Collection of subsets closed under union and intersection Suppose A is a set and S is a collection of subsets closed under arbitrary unions and intersections. Can we find a collection F of functions from A to itself such that a subset B of A is in S if and only if $f(B) \subseteq B$ for all $f \in F$ (in other words, is S precisely the collection of invariant subsets under a collection of functions)?
P.S.: I don't really know what subject tag to give this, so I'm giving it "combinatorics", which seems the closest, though it is more like a question from lattice theory.
 A: The answer is Yes.  Furthermore, such a family can be found of size at most the cardinality of A, even when S is much larger.
The key to the solution is to realize that every such family S arises as the collection of downward-closed sets for a certain partial pre-order on A, which I shall define.  (Conversely, every such order also leads to such a family.)
An interesting special case occurs when the family S is linearly ordered by inclusion. For example, one might consider the family of cuts in the rational line, that is, downward-closed subsets of Q. (I had thought briefly at first that this might be a counterexample, but after solving it, I realized a general solution was possible by moving to partial orders.)
Suppose that S is such a collection of subsets of A. Define the induced partial pre-order on A by 


*

*a <= b     if whenever B in S and b in B, then also a in B. 

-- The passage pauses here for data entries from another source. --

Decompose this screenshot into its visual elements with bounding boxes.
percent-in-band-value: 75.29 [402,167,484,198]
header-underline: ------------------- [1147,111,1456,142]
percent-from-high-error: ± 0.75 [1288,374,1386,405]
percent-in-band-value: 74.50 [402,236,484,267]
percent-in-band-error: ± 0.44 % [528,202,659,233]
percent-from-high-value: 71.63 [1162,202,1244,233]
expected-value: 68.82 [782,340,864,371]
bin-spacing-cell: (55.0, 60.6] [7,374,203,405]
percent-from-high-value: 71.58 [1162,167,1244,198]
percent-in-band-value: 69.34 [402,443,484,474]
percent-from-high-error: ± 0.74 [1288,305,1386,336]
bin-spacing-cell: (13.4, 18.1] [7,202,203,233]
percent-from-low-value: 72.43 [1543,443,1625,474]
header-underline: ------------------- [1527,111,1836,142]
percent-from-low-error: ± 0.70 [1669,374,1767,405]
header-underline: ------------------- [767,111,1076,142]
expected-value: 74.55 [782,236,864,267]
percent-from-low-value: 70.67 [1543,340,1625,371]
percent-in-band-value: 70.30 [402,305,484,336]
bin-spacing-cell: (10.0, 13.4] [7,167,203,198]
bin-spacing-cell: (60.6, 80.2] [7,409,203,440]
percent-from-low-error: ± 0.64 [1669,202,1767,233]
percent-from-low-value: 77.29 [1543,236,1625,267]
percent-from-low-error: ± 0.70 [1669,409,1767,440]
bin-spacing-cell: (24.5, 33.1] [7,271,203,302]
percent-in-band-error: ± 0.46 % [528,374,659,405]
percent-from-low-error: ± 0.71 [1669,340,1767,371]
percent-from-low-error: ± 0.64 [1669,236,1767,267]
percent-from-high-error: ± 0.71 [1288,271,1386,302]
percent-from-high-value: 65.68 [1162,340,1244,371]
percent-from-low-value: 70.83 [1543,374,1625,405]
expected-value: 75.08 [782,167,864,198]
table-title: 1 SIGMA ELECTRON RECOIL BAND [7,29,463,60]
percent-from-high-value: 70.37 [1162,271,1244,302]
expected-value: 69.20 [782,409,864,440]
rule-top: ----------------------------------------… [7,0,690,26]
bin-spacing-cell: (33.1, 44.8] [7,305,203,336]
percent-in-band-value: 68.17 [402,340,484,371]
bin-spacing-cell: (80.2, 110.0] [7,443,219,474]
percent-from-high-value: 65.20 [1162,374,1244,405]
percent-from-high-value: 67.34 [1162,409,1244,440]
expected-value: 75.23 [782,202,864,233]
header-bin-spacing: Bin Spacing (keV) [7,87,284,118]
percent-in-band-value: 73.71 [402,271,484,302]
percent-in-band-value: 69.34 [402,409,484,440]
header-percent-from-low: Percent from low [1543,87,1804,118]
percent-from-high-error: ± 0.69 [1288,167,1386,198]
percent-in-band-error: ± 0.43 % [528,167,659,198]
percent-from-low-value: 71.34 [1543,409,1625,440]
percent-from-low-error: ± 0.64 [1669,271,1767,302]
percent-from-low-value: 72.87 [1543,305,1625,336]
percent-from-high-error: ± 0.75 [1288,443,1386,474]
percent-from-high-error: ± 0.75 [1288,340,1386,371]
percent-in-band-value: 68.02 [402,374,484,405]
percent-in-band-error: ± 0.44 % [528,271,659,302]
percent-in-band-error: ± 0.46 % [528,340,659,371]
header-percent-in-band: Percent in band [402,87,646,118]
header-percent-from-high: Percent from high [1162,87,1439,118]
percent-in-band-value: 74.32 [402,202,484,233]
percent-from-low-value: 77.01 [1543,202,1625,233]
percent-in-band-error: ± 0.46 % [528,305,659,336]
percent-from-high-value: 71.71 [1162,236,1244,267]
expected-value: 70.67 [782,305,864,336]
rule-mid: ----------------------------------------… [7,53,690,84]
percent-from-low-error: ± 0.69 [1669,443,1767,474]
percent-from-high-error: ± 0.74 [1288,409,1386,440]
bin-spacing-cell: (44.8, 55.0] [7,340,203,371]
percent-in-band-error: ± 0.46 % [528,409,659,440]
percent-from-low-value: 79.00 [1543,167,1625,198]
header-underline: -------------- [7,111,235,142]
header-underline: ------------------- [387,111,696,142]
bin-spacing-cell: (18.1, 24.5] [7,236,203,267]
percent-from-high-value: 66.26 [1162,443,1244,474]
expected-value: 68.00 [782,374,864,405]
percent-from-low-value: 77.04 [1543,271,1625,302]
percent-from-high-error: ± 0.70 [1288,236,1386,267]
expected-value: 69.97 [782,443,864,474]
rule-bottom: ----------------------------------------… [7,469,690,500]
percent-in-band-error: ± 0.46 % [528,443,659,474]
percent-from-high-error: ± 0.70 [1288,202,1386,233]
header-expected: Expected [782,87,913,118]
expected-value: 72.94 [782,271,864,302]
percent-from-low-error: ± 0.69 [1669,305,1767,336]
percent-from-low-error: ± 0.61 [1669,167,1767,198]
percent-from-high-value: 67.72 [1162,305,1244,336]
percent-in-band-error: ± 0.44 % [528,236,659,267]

It is easy to see that this relation is transitive and reflexive. 
I claim, first, that S consists of exactly the subsets of A that are downward closed in this order. It is clear that every set in S is downward closed in this order. Conversely, suppose that X is downward closed with respect to <=. For any b in X, consider the set Xb, which the intersection of all sets in S containing b as an element. This is in S. Also, Xb consists of precisely of the predecessors of b with respect to <=. So Xb subset X. Thus, X is the union of the Xb for b in X. So X is in S. 
Next, define fa(b) = a if a <= b, and otherwise fa(b) = b. Let F be the family of all such functions fa for a in A. 
Clearly, every B in S is closed under every fa, by the definition of <=. Conversely, suppose that X is closed under all fa. Thus, whenever b is in X and a <= b, then a is in X also. So X is downward closed, and hence by the claim above, X is in S.  
Incidently, the sets S are exactly the open sets in the topology on A induced by the lower cones of <=.